Das letzte Album von The Miserable Rich ist voller Geistergeschichten. Nun sind sie auf kurzer Geistertour durch deutschsprachige Gebiete: Sonntag Hannover, Montag Wiesbaden, Dienstag Nürnberg und Mittwoch Graz. Ich spreche von einer Geistertour, weil sie sich schon 2013 von der Bühne verabschiedet und The Miserable Rich zu Grabe getragen hatten. Aber ich kann hier schon verraten: Ihr Konzert in Wiesbaden war genau so (wenig) gespenstisch wie die Musiker miserable sind.

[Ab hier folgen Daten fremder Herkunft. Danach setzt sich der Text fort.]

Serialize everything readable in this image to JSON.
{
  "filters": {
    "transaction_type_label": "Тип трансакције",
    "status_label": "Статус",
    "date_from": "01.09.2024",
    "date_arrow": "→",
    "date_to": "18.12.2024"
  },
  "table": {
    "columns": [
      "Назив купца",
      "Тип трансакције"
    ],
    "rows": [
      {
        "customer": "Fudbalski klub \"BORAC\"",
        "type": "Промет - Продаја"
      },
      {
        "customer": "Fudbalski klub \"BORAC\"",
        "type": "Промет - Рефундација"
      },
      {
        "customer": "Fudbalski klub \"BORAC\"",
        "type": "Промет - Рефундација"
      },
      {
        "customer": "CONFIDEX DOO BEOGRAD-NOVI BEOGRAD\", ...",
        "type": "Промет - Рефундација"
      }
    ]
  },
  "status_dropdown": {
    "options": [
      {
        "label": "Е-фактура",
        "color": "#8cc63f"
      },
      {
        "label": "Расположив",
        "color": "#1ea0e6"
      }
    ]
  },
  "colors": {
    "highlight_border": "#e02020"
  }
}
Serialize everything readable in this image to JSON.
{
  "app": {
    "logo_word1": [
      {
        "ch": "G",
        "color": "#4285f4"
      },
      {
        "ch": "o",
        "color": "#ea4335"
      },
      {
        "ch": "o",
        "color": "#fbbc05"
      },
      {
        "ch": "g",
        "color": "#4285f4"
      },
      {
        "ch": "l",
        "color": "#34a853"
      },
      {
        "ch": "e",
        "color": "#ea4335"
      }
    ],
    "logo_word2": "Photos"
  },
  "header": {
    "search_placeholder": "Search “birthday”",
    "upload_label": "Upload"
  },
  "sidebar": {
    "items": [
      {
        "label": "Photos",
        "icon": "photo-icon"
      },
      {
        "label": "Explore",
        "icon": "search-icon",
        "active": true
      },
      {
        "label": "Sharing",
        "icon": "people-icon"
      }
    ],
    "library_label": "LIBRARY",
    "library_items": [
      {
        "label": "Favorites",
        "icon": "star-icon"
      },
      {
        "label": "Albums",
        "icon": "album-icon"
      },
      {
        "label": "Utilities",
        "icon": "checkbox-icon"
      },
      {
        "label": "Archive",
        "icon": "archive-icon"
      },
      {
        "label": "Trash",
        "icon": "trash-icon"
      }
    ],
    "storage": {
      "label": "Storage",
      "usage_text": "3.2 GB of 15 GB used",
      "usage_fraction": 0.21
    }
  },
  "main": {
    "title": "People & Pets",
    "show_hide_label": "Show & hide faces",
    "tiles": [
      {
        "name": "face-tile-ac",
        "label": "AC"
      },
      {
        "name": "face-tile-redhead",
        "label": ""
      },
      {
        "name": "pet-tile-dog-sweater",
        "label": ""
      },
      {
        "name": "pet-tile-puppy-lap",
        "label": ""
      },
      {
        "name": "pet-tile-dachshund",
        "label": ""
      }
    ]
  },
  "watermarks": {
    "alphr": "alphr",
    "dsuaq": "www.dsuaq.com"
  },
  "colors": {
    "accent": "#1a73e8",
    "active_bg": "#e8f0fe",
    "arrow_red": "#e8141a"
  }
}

Der Konzertabend begann schon sehr viel versprechend. Während sich die Schlange vorm Eingang zur Räucherhalle zu bilden begann, tönte es von drinnen lautstark: Ringing the Changes war unsere Musikuntermalung und zauberte allen ein Lächeln ins Gesicht. Gleichzeitig war es die Bestätigung, die richtige Wartegemeinschaft gefunden zu haben (vorher hatte ich mich schon einmal versehentlich für Maxim eingereiht). Den Gesprächen konnte man entnehmen, dass hier viele Fans auf einen besonderen Abend warteten und in der Stunde bis zum Konzertbeginn füllte sich die Räucherkammer sehr gut. Vor der Bühne waren drei Bankreihen aufgestellt, dahinter und an der Bar stand man dicht an dicht.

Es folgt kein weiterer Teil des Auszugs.